There are some who believe that professional athletes are actually underpaid for their sport. They argue that athletes are part of a major industry and provide many jobs to others. This is however untrue. The team owners in fact made the team and provided people with jobs. The athletes are employed by the team owners. Without team owners athletes wouldn’t have a team to join. Therefore, team owners deserve money for their large investments and hard work of creating a team. The athletes do not deserve huge paychecks because they are only employees of their owners.

There are ways to solve the problem of the overpaid wages of professional athletes. For instance, we could simply lower the wages of the professional athletes. NBA players make an average of 2.7 million dollars a year. This is more than enough to fulfill their needs of daily life. If we do lower the wages of the athletes they will work just as hard for a fourth of their paycheck.

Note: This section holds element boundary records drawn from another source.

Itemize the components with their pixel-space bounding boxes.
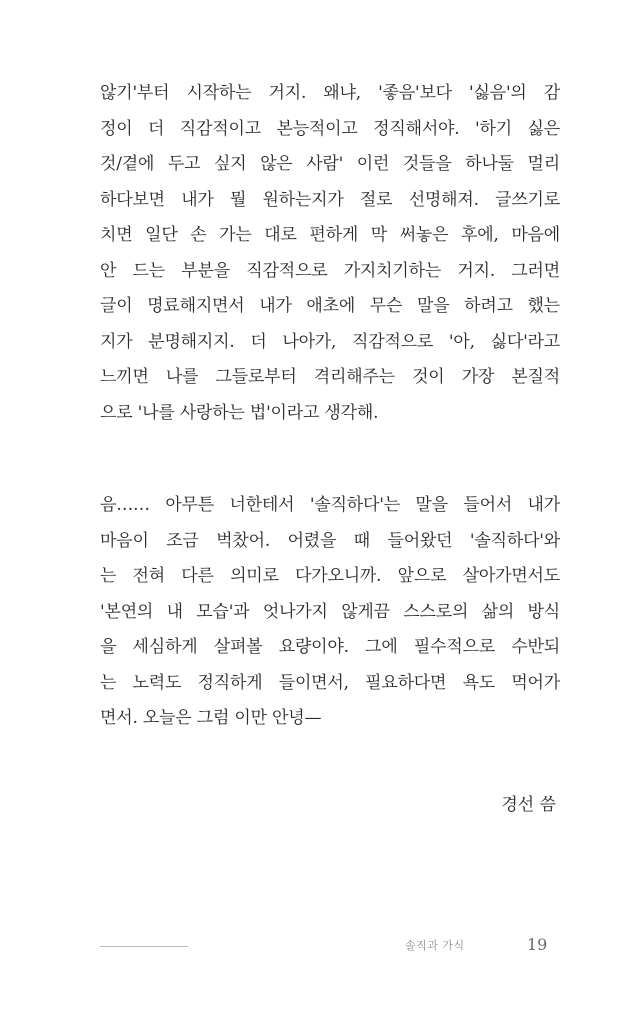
text-line: 음…… 아무튼 너한테서 '솔직하다'는 말을 들어서 내가 [100, 495, 560, 515]
text-line: 면서. 오늘은 그럼 이만 안녕— [100, 708, 322, 728]
text-line: 안 드는 부분을 직감적으로 가지치기하는 거지. 그러면 [100, 260, 560, 281]
text-line: '본연의 내 모습'과 엇나가지 않게끔 스스로의 삶의 방식 [100, 601, 560, 622]
text-line: 을 세심하게 살펴볼 요량이야. 그에 필수적으로 수반되 [100, 637, 560, 657]
text-line: 지가 분명해지지. 더 나아가, 직감적으로 '아, 싫다'라고 [100, 331, 560, 352]
body-paragraph-2 [100, 488, 560, 737]
text-line: 않기'부터 시작하는 거지. 왜냐, '좋음'보다 '싫음'의 감 [100, 83, 560, 103]
body-paragraph-1 [100, 76, 560, 431]
text-line: 정이 더 직감적이고 본능적이고 정직해서야. '하기 싫은 [100, 118, 560, 139]
text-line: 치면 일단 손 가는 대로 편하게 막 써놓은 후에, 마음에 [100, 225, 560, 245]
page-number: 19 [527, 935, 548, 954]
running-title: 솔직과 가식 [405, 939, 465, 952]
text-line: 는 노력도 정직하게 들이면서, 필요하다면 욕도 먹어가 [100, 672, 560, 693]
text-line: 느끼면 나를 그들로부터 격리해주는 것이 가장 본질적 [100, 367, 560, 387]
text-line: 으로 '나를 사랑하는 법'이라고 생각해. [100, 402, 379, 423]
text-line: 것/곁에 두고 싶지 않은 사람' 이런 것들을 하나둘 멀리 [100, 154, 560, 174]
text-line: 는 전혀 다른 의미로 다가오니까. 앞으로 살아가면서도 [100, 566, 560, 586]
text-line: 글이 명료해지면서 내가 애초에 무슨 말을 하려고 했는 [100, 296, 560, 316]
text-line: 마음이 조금 벅찼어. 어렸을 때 들어왔던 '솔직하다'와 [100, 530, 560, 551]
footer-divider [100, 946, 188, 947]
signature: 경선 씀 [501, 795, 556, 815]
text-line: 하다보면 내가 뭘 원하는지가 절로 선명해져. 글쓰기로 [100, 189, 560, 210]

Another way to solve this is with contracts. Consider that some athletes have the heart and choose to donate a huge portion of their yearly earnings; however, most don't (Patel). I’m proposing that if we could sign contracts with these athletes to require they give away a portion of their money, then we don't have to worry about athletes being overpaid. These generous donations to charity would help many nonprofit organizations get the required funding that they so desperately need. Also, it would be a positive example to sports fans and make them more inclined to donate money to charities. Overall, signing contracts would have a positive impact on society.

Athletes should not be getting such a ridiculous amount of money. These athletes are lazy and don’t contribute to society like other legitimate jobs do. Also, athletes are selfish and refuse to donate their money to charities. However, if we go through with one of my proposals, in time both the athletes and other jobs can receive their fair share of money.